We are going to look at 4 Scrum Sprint Goal Examples and why Sprint Goals matter. Oftentimes Scrum Teams overlook Scrum Sprint Goals.
Sometimes teams will even use the backlog to guide them during sprints. The danger with this is that team members may end up working on separate items that will not connect together in the end.
Scrum Sprint Goal Definition
A sprint goal is an overall objective the development team works towards during each sprint. It is the purpose behind each sprint.
In a way, a scrum sprint goal is a lot like the title of a to-do list. For example, imagine you are planning a party, your sprint goal AKA the list’s title would be,” Plan a Birthday Party for Sarah.”
Hence, the to-do list AKA the sprint backlog would include items like ‘Book a venue’, ‘Send Invitations’, ‘Order a Cake’, ‘Gather Decorations’, etc. These are the items or steps necessary to fulfill your sprint goal.
Importance of Scrum Sprint Goals
Scrum sprint goals clearly define victory and failure to the development team during sprints. You see, without goals, it becomes very hard to stick to a schedule.
Lack of a sprint goal may even result in disconnected and ill-fitting parts of a product. This is why you need sprint goals, to make sure everyone is working hard to contribute to a greater whole.
Additionally, Scrum Sprint Goals provide developers with the focus and direction they need. Instead of each member of the development team working in isolation, sprint goals build cohesiveness and unity of purpose within the development team.
Teams without proper sprint goals will face challenges when implementing Scrum. This is because a sprint goal assigns value to each sprint, without it, the sprint becomes vague and undefined.
How to write Good Scrum Sprint Goals?
A good scrum sprint goal is short, straightforward, and clearly defines the problem being solved.
Sprint Goals should also be brief and easy to understand. They are mainly about why and the results you wish to see.
They are not about how the process is done. They are not a list of backlog items, instead, they are an overarching theme your backlog items will accomplish.
4 Scrum Sprint Goal Examples used in real life
Below is a list of 4 Scrum Sprint Goal Examples used by another scrum team in real life. We will explain each example and try to get a clearer picture of the scrum process. These examples are from another article mentioned below.
Scrum Sprint Goal Example 1: Set up deployment pipeline & release an empty site to production
This is the development team’s first sprint.
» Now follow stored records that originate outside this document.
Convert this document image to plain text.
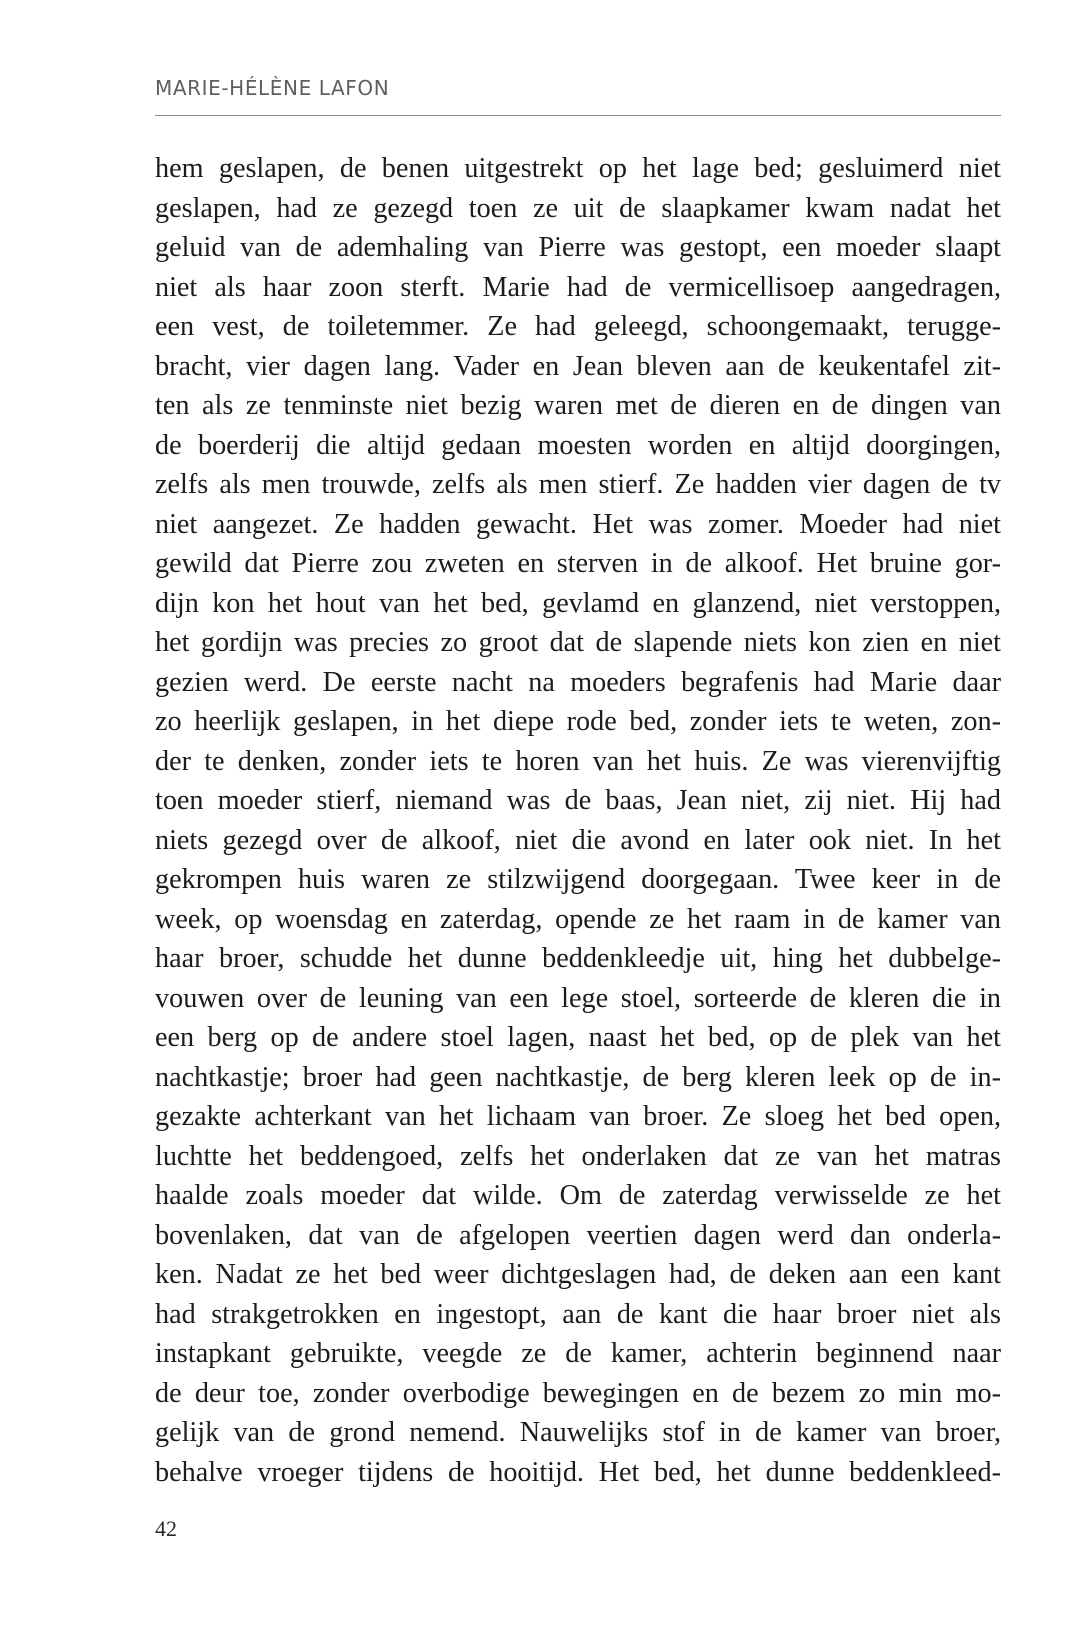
MARIE-HÉLÈNE LAFON
hem geslapen, de benen uitgestrekt op het lage bed; gesluimerd niet
geslapen, had ze gezegd toen ze uit de slaapkamer kwam nadat het
geluid van de ademhaling van Pierre was gestopt, een moeder slaapt
niet als haar zoon sterft. Marie had de vermicellisoep aangedragen,
een vest, de toiletemmer. Ze had geleegd, schoongemaakt, terugge-
bracht, vier dagen lang. Vader en Jean bleven aan de keukentafel zit-
ten als ze tenminste niet bezig waren met de dieren en de dingen van
de boerderij die altijd gedaan moesten worden en altijd doorgingen,
zelfs als men trouwde, zelfs als men stierf. Ze hadden vier dagen de tv
niet aangezet. Ze hadden gewacht. Het was zomer. Moeder had niet
gewild dat Pierre zou zweten en sterven in de alkoof. Het bruine gor-
dijn kon het hout van het bed, gevlamd en glanzend, niet verstoppen,
het gordijn was precies zo groot dat de slapende niets kon zien en niet
gezien werd. De eerste nacht na moeders begrafenis had Marie daar
zo heerlijk geslapen, in het diepe rode bed, zonder iets te weten, zon-
der te denken, zonder iets te horen van het huis. Ze was vierenvijftig
toen moeder stierf, niemand was de baas, Jean niet, zij niet. Hij had
niets gezegd over de alkoof, niet die avond en later ook niet. In het
gekrompen huis waren ze stilzwijgend doorgegaan. Twee keer in de
week, op woensdag en zaterdag, opende ze het raam in de kamer van
haar broer, schudde het dunne beddenkleedje uit, hing het dubbelge-
vouwen over de leuning van een lege stoel, sorteerde de kleren die in
een berg op de andere stoel lagen, naast het bed, op de plek van het
nachtkastje; broer had geen nachtkastje, de berg kleren leek op de in-
gezakte achterkant van het lichaam van broer. Ze sloeg het bed open,
luchtte het beddengoed, zelfs het onderlaken dat ze van het matras
haalde zoals moeder dat wilde. Om de zaterdag verwisselde ze het
bovenlaken, dat van de afgelopen veertien dagen werd dan onderla-
ken. Nadat ze het bed weer dichtgeslagen had, de deken aan een kant
had strakgetrokken en ingestopt, aan de kant die haar broer niet als
instapkant gebruikte, veegde ze de kamer, achterin beginnend naar
de deur toe, zonder overbodige bewegingen en de bezem zo min mo-
gelijk van de grond nemend. Nauwelijks stof in de kamer van broer,
behalve vroeger tijdens de hooitijd. Het bed, het dunne beddenkleed-
42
In this sprint, their goal is to prepare the infrastructure needed for development and creating a foundation upon which they can increment.
Here are some Items on their Sprint Backlog:
- Set up servers for the production environment (including database);
- Set up a build server to build commits, run unit tests and compile deployment packages;
- Set up a distributed service bus (NServiceBus);
- Before deploying to production, automatically back-up the database;
- Set up an empty API that connects to any empty database;
- Before deploying to production, automatically run integration tests on API;
- Create and deploy an empty Angular website that connects with an empty API to show the version of the deployed release;
Scrum Sprint Goal Example 2: Display top-selling products on the homepage
This sprint goal was used by the scrum team in their second sprint. The sprint goal’s guidance during the sprint can be observed by looking at the items on their Sprint Backlog.
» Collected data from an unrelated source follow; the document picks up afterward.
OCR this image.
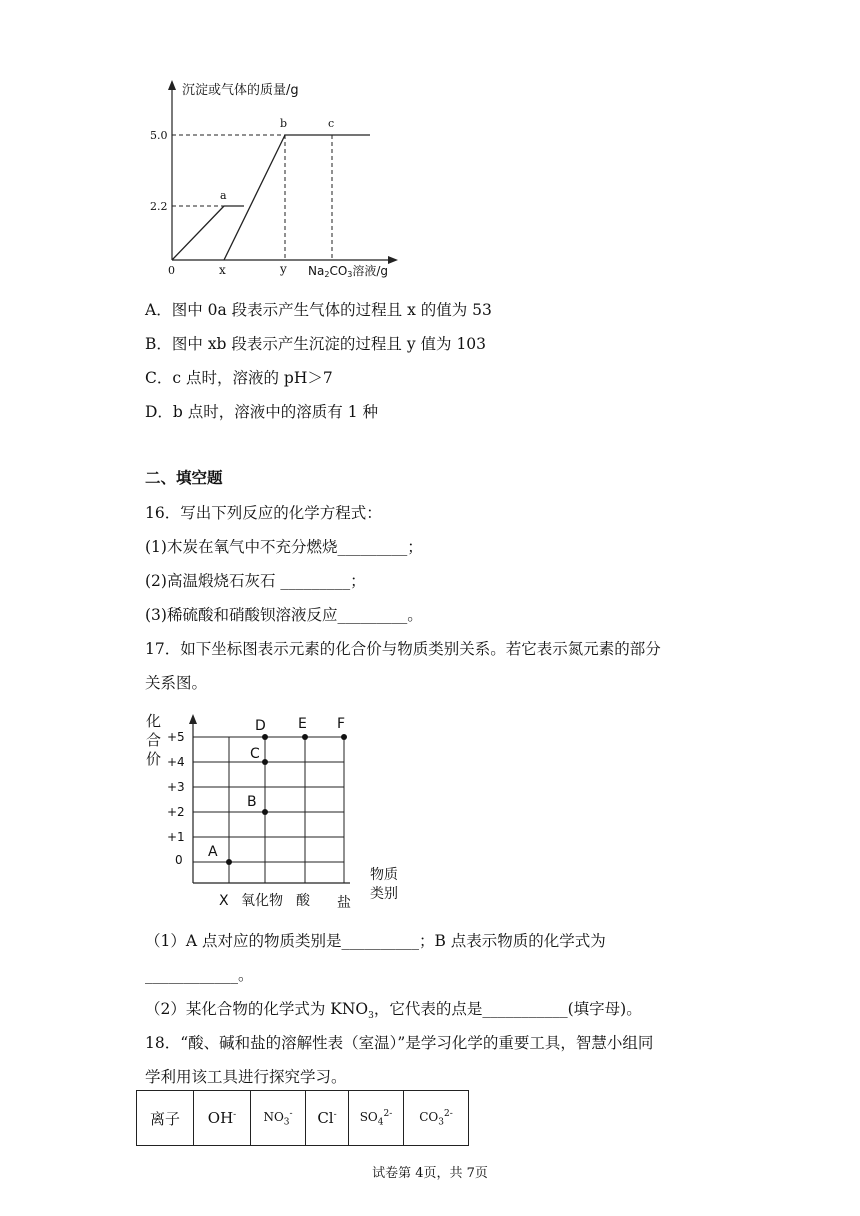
沉淀或气体的质量/g
5.0
2.2
0	x	y
a
b	c
Na2CO3溶液/g
A．图中 0a 段表示产生气体的过程且 x 的值为 53
B．图中 xb 段表示产生沉淀的过程且 y 值为 103
C．c 点时，溶液的 pH＞7
D．b 点时，溶液中的溶质有 1 种
二、填空题
16．写出下列反应的化学方程式：
(1)木炭在氧气中不充分燃烧_________；
(2)高温煅烧石灰石 _________；
(3)稀硫酸和硝酸钡溶液反应_________。
17．如下坐标图表示元素的化合价与物质类别关系。若它表示氮元素的部分
关系图。
化
合
价
+5
+4
+3
+2
+1
0
X 氧化物 酸 盐
物质
类别
A
B
C
D E F
（1）A 点对应的物质类别是__________；B 点表示物质的化学式为
____________。
（2）某化合物的化学式为 $KNO_3$，它代表的点是___________(填字母)。
18．“酸、碱和盐的溶解性表（室温）”是学习化学的重要工具，智慧小组同
学利用该工具进行探究学习。
离子	OH-	$NO_3^-$	Cl-	$SO_4^{2-}$	$CO_3^{2-}$
试卷第 4页，共 7页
Items on the sprint backlog included:
- Create a reusable style guide based on visual design
- Configure Bootstrap for basic styling elements on the homepage
- Implement a page where visitors can view a product’s details
- Test homepage in latest browser versions
Scrum Sprint Goal Example 3: Enable a visitor to order products
This is the goal used by the same team in their product’s third sprint. We can observe the progression of their product towards completion as they move from one sprint to the next.
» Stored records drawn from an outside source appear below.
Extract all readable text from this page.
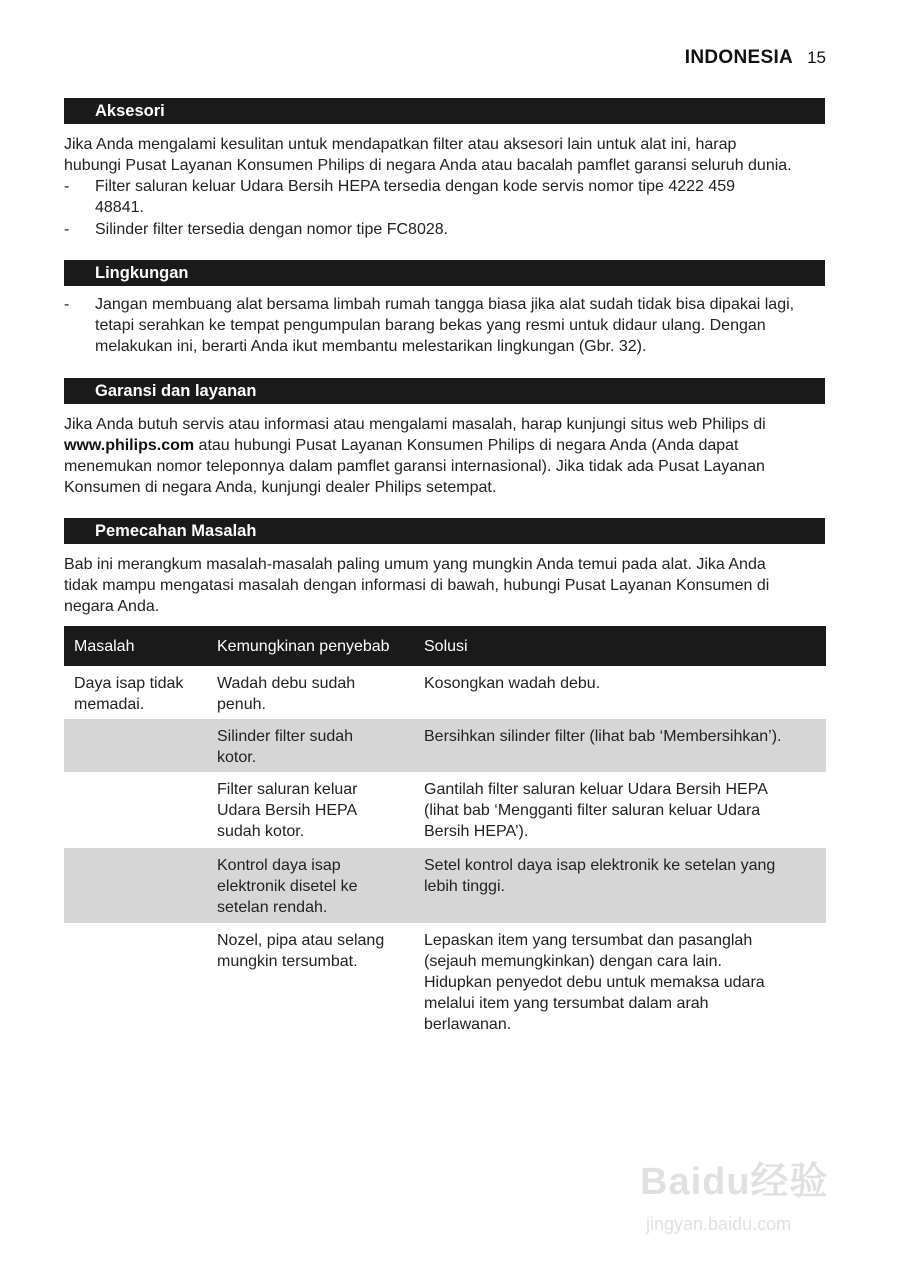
INDONESIA 15
Aksesori
Jika Anda mengalami kesulitan untuk mendapatkan filter atau aksesori lain untuk alat ini, harap
hubungi Pusat Layanan Konsumen Philips di negara Anda atau bacalah pamflet garansi seluruh dunia.
- Filter saluran keluar Udara Bersih HEPA tersedia dengan kode servis nomor tipe 4222 459
48841.
- Silinder filter tersedia dengan nomor tipe FC8028.
Lingkungan
- Jangan membuang alat bersama limbah rumah tangga biasa jika alat sudah tidak bisa dipakai lagi,
tetapi serahkan ke tempat pengumpulan barang bekas yang resmi untuk didaur ulang. Dengan
melakukan ini, berarti Anda ikut membantu melestarikan lingkungan (Gbr. 32).
Garansi dan layanan
Jika Anda butuh servis atau informasi atau mengalami masalah, harap kunjungi situs web Philips di
www.philips.com atau hubungi Pusat Layanan Konsumen Philips di negara Anda (Anda dapat
menemukan nomor teleponnya dalam pamflet garansi internasional). Jika tidak ada Pusat Layanan
Konsumen di negara Anda, kunjungi dealer Philips setempat.
Pemecahan Masalah
Bab ini merangkum masalah-masalah paling umum yang mungkin Anda temui pada alat. Jika Anda
tidak mampu mengatasi masalah dengan informasi di bawah, hubungi Pusat Layanan Konsumen di
negara Anda.
Masalah	Kemungkinan penyebab	Solusi
Daya isap tidak
memadai.
Wadah debu sudah
penuh.
Kosongkan wadah debu.
Silinder filter sudah
kotor.
Bersihkan silinder filter (lihat bab ‘Membersihkan’).
Filter saluran keluar
Udara Bersih HEPA
sudah kotor.
Gantilah filter saluran keluar Udara Bersih HEPA
(lihat bab ‘Mengganti filter saluran keluar Udara
Bersih HEPA’).
Kontrol daya isap
elektronik disetel ke
setelan rendah.
Setel kontrol daya isap elektronik ke setelan yang
lebih tinggi.
Nozel, pipa atau selang
mungkin tersumbat.
Lepaskan item yang tersumbat dan pasanglah
(sejauh memungkinkan) dengan cara lain.
Hidupkan penyedot debu untuk memaksa udara
melalui item yang tersumbat dalam arah
berlawanan.
Baidu经验
jingyan.baidu.com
Their Sprint Backlog included
- Allow customers to pay for their order by credit card (through Stripe);
- Remember failed payments in an audit log so we can track potential abuse;
- When a user purchases a product, record their license in a separate service;
- Encrypt user-sensitive information in order (e.g. email, address);
These backlog items are clear steps towards enabling visitors to order products safely and securely with their product.
Scrum Sprint Goal Example 4: Extend product catalog to more products
This the scrum team’s sprint goal for the 4th sprint. The product is progressing and it’s now ready for expansion. The sprints are ongoing increments towards a functioning product.
Fourth Sprint Backlog Items:
- Gather product information about our full range (pictures and descriptions);
- Allow visitors to search the catalog by keyword and type of product;
- Present only 10 products at a time, allowing visitors to navigate back and forth between pages;
- Extend the number of pictures to be shown per product to 10 (instead of three);
Signs of Good Scrum Sprint Goals.
How do you know if you have good Spring Goals? There is a simple method to check the quality of your goals. All you need is a list of all your previous Sprint Goals.
A good list should allow a bystander to easily follow and understand the development process of your product. Conversely, a bad list leaves everyone scratching their heads.